Open c3m3gyanesh opened 1 year ago
Yes, it's not optimal, see https://github.com/Telecommunication-Telemedia-Assessment/bitstream_mode3_p1204_3/issues/25 and https://github.com/Telecommunication-Telemedia-Assessment/bitstream_mode3_p1204_3/issues/16#issue-722268021 — a good optimization would be to stream the feature parsing output to line-delimited JSON files instead of one big array and then parse that step by step. Right now there are no resources to rework this part though.
Note that the use case of this model is for really short videos of 4–10 seconds length. Anything longer you should definitely split up. I think a poor man's solution would be to do the splitting manually via ffmpeg beforehand and then calling the tool on each file individually.

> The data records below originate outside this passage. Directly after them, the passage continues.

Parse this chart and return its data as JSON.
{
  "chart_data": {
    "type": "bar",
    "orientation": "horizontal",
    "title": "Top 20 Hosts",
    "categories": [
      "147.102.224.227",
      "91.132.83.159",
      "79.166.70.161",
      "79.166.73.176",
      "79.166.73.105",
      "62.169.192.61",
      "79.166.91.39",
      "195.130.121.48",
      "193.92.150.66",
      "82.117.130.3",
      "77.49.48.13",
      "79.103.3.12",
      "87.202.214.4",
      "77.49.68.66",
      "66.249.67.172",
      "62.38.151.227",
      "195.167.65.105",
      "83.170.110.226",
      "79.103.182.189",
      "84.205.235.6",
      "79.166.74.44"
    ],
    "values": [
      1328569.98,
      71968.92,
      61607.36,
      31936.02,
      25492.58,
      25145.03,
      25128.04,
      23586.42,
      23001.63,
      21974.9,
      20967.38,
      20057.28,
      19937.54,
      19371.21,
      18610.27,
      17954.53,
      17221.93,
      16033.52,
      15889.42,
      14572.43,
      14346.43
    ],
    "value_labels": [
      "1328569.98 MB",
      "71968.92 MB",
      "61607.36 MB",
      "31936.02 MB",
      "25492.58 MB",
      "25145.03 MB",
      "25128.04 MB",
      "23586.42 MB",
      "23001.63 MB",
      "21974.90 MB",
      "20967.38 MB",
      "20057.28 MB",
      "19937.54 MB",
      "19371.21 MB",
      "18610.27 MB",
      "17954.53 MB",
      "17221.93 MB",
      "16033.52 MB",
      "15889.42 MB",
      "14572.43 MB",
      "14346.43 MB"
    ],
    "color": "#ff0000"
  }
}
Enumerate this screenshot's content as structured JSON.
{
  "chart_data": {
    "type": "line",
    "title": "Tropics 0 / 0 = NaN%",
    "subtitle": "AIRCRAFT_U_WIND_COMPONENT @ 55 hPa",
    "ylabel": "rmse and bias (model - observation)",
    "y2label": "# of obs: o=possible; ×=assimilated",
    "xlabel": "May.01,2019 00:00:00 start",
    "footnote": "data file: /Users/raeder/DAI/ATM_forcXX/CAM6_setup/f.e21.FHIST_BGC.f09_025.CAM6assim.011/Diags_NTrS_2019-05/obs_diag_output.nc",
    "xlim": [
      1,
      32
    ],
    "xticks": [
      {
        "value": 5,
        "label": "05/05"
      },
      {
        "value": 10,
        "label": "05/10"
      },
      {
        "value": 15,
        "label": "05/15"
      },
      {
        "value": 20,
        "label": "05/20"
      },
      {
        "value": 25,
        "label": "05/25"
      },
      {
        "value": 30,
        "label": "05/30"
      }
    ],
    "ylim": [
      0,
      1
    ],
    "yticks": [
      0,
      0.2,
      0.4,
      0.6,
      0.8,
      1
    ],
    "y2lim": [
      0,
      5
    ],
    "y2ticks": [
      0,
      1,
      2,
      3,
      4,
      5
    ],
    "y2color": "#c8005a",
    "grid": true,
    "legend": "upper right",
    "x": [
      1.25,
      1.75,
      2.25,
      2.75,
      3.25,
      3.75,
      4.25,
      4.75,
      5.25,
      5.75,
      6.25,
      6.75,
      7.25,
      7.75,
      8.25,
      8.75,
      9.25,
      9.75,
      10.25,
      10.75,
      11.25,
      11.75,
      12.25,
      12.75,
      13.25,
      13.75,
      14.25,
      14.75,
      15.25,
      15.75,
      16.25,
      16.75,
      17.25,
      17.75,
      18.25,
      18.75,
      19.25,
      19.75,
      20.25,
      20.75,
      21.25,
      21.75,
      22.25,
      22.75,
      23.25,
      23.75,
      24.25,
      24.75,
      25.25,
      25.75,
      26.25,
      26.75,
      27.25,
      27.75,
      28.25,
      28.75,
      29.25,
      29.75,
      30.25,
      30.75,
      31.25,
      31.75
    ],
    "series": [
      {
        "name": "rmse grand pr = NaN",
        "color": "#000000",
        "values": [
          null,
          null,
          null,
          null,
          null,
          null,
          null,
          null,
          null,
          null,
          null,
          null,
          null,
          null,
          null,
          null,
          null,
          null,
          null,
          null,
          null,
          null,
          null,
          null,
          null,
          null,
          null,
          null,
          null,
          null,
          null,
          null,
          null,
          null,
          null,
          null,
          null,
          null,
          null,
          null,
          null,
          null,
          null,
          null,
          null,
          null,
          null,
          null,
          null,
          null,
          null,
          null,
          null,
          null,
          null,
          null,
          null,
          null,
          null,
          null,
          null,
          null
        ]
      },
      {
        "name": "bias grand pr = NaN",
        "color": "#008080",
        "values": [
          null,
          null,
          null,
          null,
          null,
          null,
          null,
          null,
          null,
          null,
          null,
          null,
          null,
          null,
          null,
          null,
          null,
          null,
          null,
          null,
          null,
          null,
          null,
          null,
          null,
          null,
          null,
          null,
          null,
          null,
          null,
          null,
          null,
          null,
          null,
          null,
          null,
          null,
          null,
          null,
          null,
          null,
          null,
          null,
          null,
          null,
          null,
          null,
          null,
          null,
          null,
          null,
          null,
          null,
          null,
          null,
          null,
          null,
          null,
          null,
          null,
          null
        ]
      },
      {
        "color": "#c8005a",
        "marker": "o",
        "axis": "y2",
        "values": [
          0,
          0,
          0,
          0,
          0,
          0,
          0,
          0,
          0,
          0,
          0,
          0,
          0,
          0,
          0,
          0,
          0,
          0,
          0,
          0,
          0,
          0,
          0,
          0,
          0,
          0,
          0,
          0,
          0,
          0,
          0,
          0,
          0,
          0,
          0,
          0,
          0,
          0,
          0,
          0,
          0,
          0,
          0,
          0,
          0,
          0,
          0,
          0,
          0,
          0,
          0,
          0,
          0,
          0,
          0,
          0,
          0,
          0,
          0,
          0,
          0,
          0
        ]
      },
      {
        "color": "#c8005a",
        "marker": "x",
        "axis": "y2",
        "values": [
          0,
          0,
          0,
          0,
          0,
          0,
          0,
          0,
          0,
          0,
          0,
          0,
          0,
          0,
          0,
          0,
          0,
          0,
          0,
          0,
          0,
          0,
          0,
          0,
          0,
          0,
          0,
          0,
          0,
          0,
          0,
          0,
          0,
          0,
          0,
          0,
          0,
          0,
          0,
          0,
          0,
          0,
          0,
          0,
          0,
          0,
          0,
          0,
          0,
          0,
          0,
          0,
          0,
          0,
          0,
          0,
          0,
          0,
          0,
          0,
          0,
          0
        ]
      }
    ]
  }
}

ffmpeg -i "$input_video" -c copy -f segment -segment_time 10 -reset_timestamps 1 "$output_directory/segment_%03d.mkv"
for segment_file in "$output_directory"/*.mkv; do
# call P.1204.3 bitstream model and store in JSON
# ... parse the JSON individually
done
Due to extreme memory requirements by bitstream parser, it is almost impossible to use this code on videos with longer duration e.g. 5min, 10mins. One of the solution is to split videos into 8-10s. Is it possible to add the feature to this code to run a list of video files of 10s and generate a combined output which showcase 'per second' for all frames and 'per sequence' for all split videos combined (treating it as a single video)?